The leak of a draft Supreme Court decision overturning Roe v. Wade has sparked a furious reaction in Britain. Yet for all the backlash in British political circles, the reality is that the proposed shake-up of abortion laws in the United States doesn’t really matter here. Our nominally conservative-leaning parliament just voted to make abortion easier, and the issue is nowhere near as salient for the British right as it is in the US. Those who are furiously denouncing the ruling are wading into an issue that will have little to no impact on their own lives.

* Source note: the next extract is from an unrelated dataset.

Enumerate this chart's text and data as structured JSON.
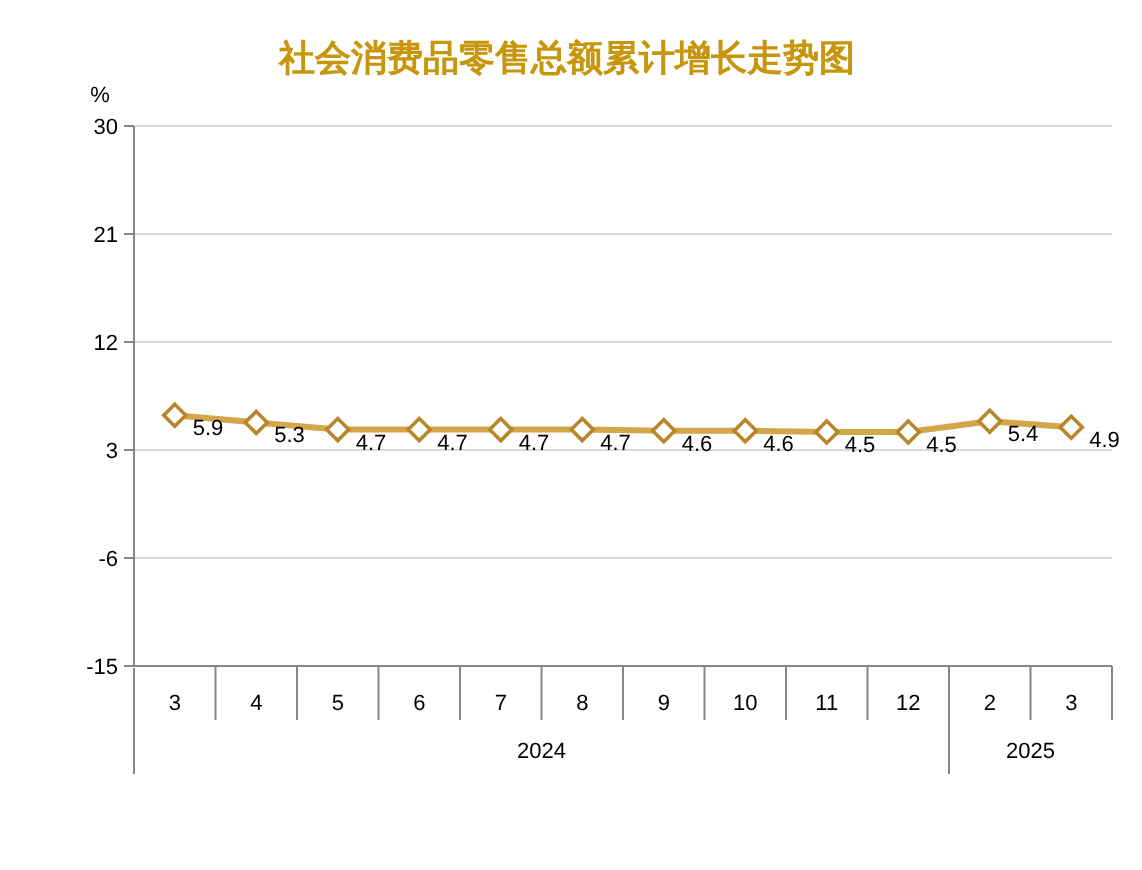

Yet there is something significant for Brits to take from this furious debate: we’re lucky that we live under the rule of law rather than the rule of lawyers. How much longer will this be the case? Across the Western world, activists, lawyers, and politicians have worked assiduously to shift intensely controversial and inherently political issues from the realm of politics into the realm of law and human rights, where inconvenient obstacles such as debate and democratic process are no longer present. The abortion row shows why doing so is not a wise approach.
We should ignore the backlash to this leaked ruling
It’s hardly surprising that liberal coalitions founded on the basis of disliking existing social structures should strike on this tactic eventually. Using the law to achieve political ends means you don’t need to persuade the public to come along with you. All you need to do is present a sufficiently sympathetic court with an argument that invites them to go along with what they want to do anyway. Once pushed into this space, political issues become instead matters for judges and lawyers, with all discussion framed in terms of technical compliance. Legislators may complain, but know their hands are bound; what the courts have done let no man undo.
Or at least, that’s the theory. The anger in response to the draft decision seems to come less from its contents than the discovery that this process is not irreversible. Activists are not complaining about subtleties of legal argument. They are complaining about the existence of the decision itself.
Roe v. Wade, in the view of the dissenting justices at the time of the decision, was an ‘exercise of raw judicial power’. The draft decision agrees with this claim. It insists that the matter should return to democratic discussion instead of being the subject of constant lawfare. In the view of Democratic senator Elizabeth Warren, this makes the Supreme Court an ‘extremist’ body that wishes to ‘impose its far-right, unpopular views on the entire country’.
Really? From London, this looks like a decision stating precisely the opposite; that the centre should not impose views upon the entire country, and that each state should be left to decide for itself through democratic debate and discussion where the boundaries lie. But then again, that assumes that courts are meant to interpret and apply the law.
The fact that even proposing the overturning of an earlier Supreme Court decision can generate such a toxic reaction demonstrates the limitation of the depoliticisation of rights. What we see all too clearly is that Roe v. Wade, for all its pros and cons, simply shifted the locus of political sentiment towards the courts, and with it a view that decisions hold legitimacy only when handed down by a bench packed with your people. This in itself is a good reason to support the draft decision that has emerged this week.
Objections to the leak are almost exclusively being framed in terms of consequence, rather than in terms of law. This points to a worldview where judges are viewed not as impartial interpreters but as de facto legislators. This is not a good advert for the American political system: if decisions depend only upon the party composition of the court, it makes a mockery of the clear and predictable implementation of law.
So we should ignore the backlash to this leaked ruling: the Supreme Court returning matters of politics to the realm of politics is not an assault on American democracy. Rather it’s a statement of faith in its ability to handle complex moral arguments, and an attempt to preserve what little faith in its ability to act impartially still exists. Brits should take note – and consider whether it’s time to start dismantling our own edifices of depoliticised rights.